O recorte jornalístico acima não é uma ocorrência isolada, nem no contexto brasileiro e nem no global. Quando organizações, pesquisadores, ativistas e profissionais das mais diversas áreas se referem à política global de perseguição à cânabis e às drogas reforçada na virada do Séc. XIX para o Séc XX como uma campanha de demonização, o uso do termo não é um exagero. É essencialmente indissociável da campanha pela proibição do comércio, posse e uso da planta a noção de que ela estava relacionada à degeneração moral. A relação também se dava na tríade do uso da planta, dessa suposta “degeneração” e das práticas culturais de povos estigmatizados pelo racismo europeu, que motivou a invasão das Américas e a escravização de povos na África: nos Estados Unidos, a perseguição foi a pessoas negras e de origem latina; e, aqui no Brasil, à população negra, especialmente a praticante de religiões afrobrasileiras. Este mesmo cenário contribuiu também para uma dificuldade em pesquisar a planta, ou mesmo conversar sobre ela — mesmo na Academia.

Para uma discussão mais detalhada, inclusive focada no uso de justificativas consideradas científicas para políticas e argumentações racistas em favor da proibição no Brasil, indicamos o excelente artigo dos pesquisadores da UFPR Aknaton Toczek Souza e Pedro Rodolfo Bodê de Moraes (em caso de servidor fora do ar, tente fazer o download pelo Internet Archive). Ao nosso texto, basta esta reflexão dos motivos por trás desta proibição, muitos dos quais são repaginados nos dias atuais, mantendo o moralismo e a noção de que a proibição estaria protegendo as famílias brasileiras de uma suposta degeneração. Este tipo de discurso foi, por exemplo, comumente utilizado durante a votação do PL 399/2015 como justificativa para votar contra o Projeto de Lei.
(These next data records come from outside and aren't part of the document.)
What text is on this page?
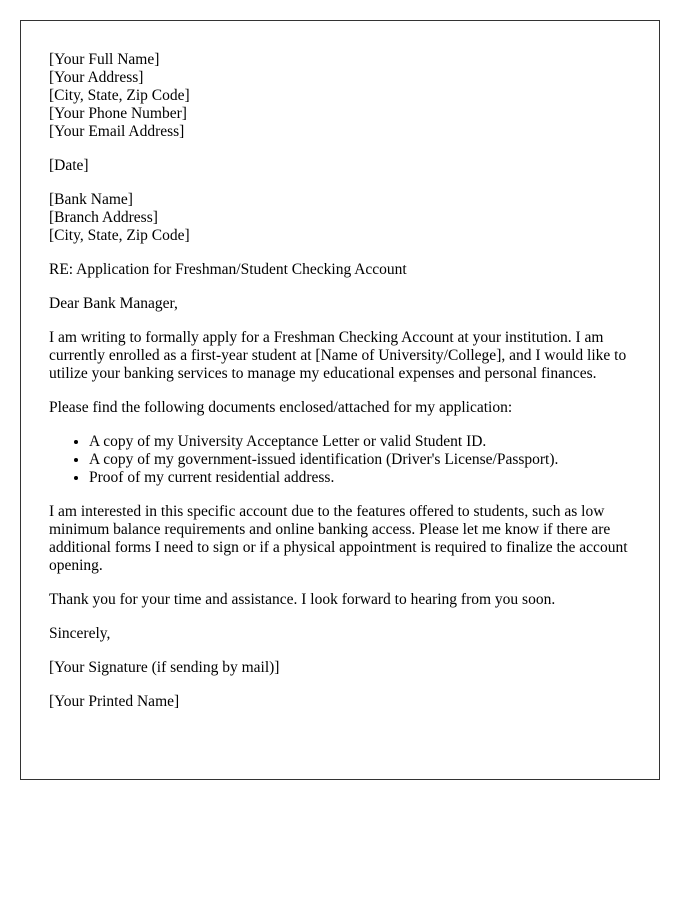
[Your Full Name]
[Your Address]
[City, State, Zip Code]
[Your Phone Number]
[Your Email Address]
[Date]
[Bank Name]
[Branch Address]
[City, State, Zip Code]

RE: Application for Freshman/Student Checking Account

Dear Bank Manager,

I am writing to formally apply for a Freshman Checking Account at your institution. I am currently enrolled as a first-year student at [Name of University/College], and I would like to utilize your banking services to manage my educational expenses and personal finances.

Please find the following documents enclosed/attached for my application:

• A copy of my University Acceptance Letter or valid Student ID.
• A copy of my government-issued identification (Driver's License/Passport).
• Proof of my current residential address.

I am interested in this specific account due to the features offered to students, such as low minimum balance requirements and online banking access. Please let me know if there are additional forms I need to sign or if a physical appointment is required to finalize the account opening.

Thank you for your time and assistance. I look forward to hearing from you soon.

Sincerely,

[Your Signature (if sending by mail)]

[Your Printed Name]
Adicionalmente à pauta moral, as preocupações com a saúde coletiva e individual são parte fundamental do discurso contrário ao uso terapêutico ou adulto da cânabis e seus derivados. Também aqui aparece muitas vezes a encruzilhada entre o que é considerado científico em uma época e posteriormente constatado como distorção ou propaganda. Três exemplos importantes merecem destaque nesta discussão sobre saúde: a afirmação de que a cânabis mataria neurônios, a de que seu uso pode causar esquizofrenia ou outros quadros psicóticos e a chamada “teoria da porta de entrada”, que afirma que o principal risco do uso da planta estaria no fato de ela “empurrar” quem a utiliza para o uso de drogas mais perigosas como a cocaína e os opióides.

O Porta de Saída Podcast discute em maior profundidade alguns destes mitos na sua segunda temporada. Por hora, o resumo é o de que as duas últimas afirmativas não têm grandes evidências no mundo real, com dados de pesquisas recentes e amplas sugerindo que a planta não está relacionada nem à progressão para drogas mais pesadas e nem como único fator na ocorrência de episódios psicóticos em pacientes em risco. Em ambos os casos, a controvérsia é complicada ainda mais por pesquisas que demonstram o contrário: o uso da planta foi associado a menores probabilidades de uso diário de drogas injetáveis e à recuperação de pacientes com dependência de crack. E o uso de plantas com alta concentração do canabinoide canabidiol (CBD) e seus derivados aparece cada vez mais como uma alternativa terapêutica para reduzir a incidência de surtos em pacientes com esquizofrenia.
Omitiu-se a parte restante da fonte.